Roy est revenu. Roy est ma conscience américaine. Un conscience américaine consiste à l’optimisme permanent. Croire en l’avenir. Savourer les technologies. Savoir que tout s’arrangera. Un autre ami - un vrai, je veux dire qu’il existe - a fait revenir Roy dans mes pensées. Celui qui existe en vrai vit la belle vie. Un vrai métier, de vrais revenus, le goût du vin et des amis, enfin, beaucoup d’amis à mon goût, ce qui dilue un peu le goût du vin mais bon. Le goût du vin, c’est déjà ça.

Roy est revenu quand mon ami s’est mis à parler de son nouveau-né. Une petite chose charmante. Celle-ci ne connaîtra jamais les Compact-discs™, et encore moins les 33 tours. Et pas non plus les livres, ni la presse. C’est tellement bien les tablettes™. Et puis : on n’y peut rien. Le papa est ravi du chambardement. Le progrès technologique nous inonde aussi sûr qu’un torrent de boue dans les Alpes. Pas la peine de nettoyer après, il emporte aussi les vieux meubles et les remplace par du pré-mâché suédois. Mon ami nous propose aussi de racheter sa belle maison en centre-ville un jour. Il est pour le changement : il donne l’impression d’exister en plus grand.

Les gens sont comme ça. Cote Est, côte Ouest ? L’important : l’ivresse.

Roy est revenu pour me dire d’arrêter de ne pas me prendre au sérieux.

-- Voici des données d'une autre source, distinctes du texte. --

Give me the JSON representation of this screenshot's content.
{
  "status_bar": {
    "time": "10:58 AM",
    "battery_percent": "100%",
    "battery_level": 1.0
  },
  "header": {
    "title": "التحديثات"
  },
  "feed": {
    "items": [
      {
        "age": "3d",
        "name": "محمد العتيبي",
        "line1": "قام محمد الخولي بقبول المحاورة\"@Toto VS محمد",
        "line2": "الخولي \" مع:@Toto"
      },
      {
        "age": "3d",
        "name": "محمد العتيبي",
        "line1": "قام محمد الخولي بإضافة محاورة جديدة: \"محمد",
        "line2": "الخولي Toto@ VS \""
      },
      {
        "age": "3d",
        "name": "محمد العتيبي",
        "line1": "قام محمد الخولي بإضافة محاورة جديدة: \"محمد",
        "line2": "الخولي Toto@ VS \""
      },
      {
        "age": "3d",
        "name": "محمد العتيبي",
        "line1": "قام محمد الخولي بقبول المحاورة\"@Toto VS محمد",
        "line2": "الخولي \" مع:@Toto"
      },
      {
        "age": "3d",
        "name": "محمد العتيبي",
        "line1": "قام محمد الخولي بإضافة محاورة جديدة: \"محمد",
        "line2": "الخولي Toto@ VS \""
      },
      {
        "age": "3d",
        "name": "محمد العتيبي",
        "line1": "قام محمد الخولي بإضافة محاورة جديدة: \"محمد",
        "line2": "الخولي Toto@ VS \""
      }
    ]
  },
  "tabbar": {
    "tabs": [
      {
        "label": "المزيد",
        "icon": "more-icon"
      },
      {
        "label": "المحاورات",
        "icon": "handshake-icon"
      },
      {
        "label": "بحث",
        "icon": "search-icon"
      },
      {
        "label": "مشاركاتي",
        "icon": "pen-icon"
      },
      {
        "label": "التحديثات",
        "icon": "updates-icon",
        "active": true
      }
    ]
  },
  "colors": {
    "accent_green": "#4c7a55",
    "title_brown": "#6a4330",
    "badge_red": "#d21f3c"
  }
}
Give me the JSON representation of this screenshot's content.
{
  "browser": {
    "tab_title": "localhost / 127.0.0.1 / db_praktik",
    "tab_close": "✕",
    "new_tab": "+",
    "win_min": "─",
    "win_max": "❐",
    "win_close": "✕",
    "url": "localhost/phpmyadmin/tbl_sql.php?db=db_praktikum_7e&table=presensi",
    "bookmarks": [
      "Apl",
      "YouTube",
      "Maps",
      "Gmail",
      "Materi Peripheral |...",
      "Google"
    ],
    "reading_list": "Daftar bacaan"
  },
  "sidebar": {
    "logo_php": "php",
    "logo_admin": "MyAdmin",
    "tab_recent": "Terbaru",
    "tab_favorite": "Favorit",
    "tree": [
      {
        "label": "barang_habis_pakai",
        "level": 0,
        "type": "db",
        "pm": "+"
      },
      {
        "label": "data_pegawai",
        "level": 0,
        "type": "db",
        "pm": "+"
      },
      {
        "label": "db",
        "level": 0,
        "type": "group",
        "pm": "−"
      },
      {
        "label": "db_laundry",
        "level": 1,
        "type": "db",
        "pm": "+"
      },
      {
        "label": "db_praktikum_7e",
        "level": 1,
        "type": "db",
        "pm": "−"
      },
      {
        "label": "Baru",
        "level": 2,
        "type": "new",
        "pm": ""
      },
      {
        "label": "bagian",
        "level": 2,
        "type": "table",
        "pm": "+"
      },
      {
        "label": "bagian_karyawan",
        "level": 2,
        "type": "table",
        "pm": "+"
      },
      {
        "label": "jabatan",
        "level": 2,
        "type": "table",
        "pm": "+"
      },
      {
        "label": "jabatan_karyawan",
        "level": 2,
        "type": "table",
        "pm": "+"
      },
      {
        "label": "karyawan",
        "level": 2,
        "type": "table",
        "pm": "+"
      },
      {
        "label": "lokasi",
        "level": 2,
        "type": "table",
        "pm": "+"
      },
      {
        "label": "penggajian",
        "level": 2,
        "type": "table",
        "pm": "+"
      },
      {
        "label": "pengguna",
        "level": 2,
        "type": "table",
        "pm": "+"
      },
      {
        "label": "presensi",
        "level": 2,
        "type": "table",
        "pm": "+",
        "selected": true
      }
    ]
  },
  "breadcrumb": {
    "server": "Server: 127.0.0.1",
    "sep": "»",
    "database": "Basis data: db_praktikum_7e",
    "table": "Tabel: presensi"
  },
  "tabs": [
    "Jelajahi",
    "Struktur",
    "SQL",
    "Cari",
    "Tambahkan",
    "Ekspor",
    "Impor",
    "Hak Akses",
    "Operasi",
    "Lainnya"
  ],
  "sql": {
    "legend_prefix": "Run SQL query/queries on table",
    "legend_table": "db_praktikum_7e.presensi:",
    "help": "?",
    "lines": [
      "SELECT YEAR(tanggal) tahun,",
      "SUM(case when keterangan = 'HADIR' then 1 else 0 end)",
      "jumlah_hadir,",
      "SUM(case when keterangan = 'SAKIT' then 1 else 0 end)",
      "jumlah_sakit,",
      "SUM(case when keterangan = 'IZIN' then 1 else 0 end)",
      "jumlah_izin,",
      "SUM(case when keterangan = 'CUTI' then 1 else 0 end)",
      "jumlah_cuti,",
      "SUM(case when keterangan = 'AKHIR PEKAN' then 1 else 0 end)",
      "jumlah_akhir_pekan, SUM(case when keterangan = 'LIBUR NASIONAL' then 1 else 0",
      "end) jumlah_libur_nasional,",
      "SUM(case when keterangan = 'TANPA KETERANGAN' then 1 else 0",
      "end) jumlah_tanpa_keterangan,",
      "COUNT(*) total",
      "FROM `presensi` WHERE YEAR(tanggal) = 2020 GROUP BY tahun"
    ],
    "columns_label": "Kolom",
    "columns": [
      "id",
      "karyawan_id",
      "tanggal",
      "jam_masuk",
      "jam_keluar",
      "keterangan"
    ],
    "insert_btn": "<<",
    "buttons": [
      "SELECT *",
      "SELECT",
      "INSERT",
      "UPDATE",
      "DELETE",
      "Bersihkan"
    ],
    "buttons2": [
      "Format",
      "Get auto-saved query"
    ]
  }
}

- "Prends-toi au sérieux deux secondes, quand même ! Tu crois sortir de l’adolescence mais t’as bientôt quarante-neuf ans en lettres, tu vois moins bien qu’avant et tu ne nous intéresses pas avec la mort de ta bite. Ce genre de chronique, dans notre époque post-Bigard™, ça n’intéresse pas les gens. Essaye plutôt de faire un livre avec tes meilleurs textes, ceux qui sont passés sur Rezo.net en été (enfin bon, juste en juillet), quand ils n’ont plus rien à se mettre sous la dent parce que leurs copains chroniqueurs d’extrême-gauche sont en congés payés sur la Costa-Brava™ ! Profites-en pour passer un maximum de trucs de ta tête dérangée ! Mais oublie la disparition brutale de ta libido. A l’heure de la fin du féminisme, on n’a pas besoin de t’avoir en oncle de famille de fin de banquet. Je te rappelle que tu n’as rien dit sur le conflit millénaire (on n’en est qu’à soixante-dix ans) en Palestine, et rien sur l’Ukraine non plus. Pas plus sur le virus Ebola™, et aujourd’hui, Hiroshima™. Tu ne dis rien sur l’actualité, c’est pourtant ce que veulent les gens. Les Russes ont tes mots de passe, ils peuvent écrire ici-même à ta place. Et une banque française™ peut rendre six milliards aux Américains : tu es petit, tu n’es rien ! Il faut donc se dépêcher, essaye de nous en faire rire ! "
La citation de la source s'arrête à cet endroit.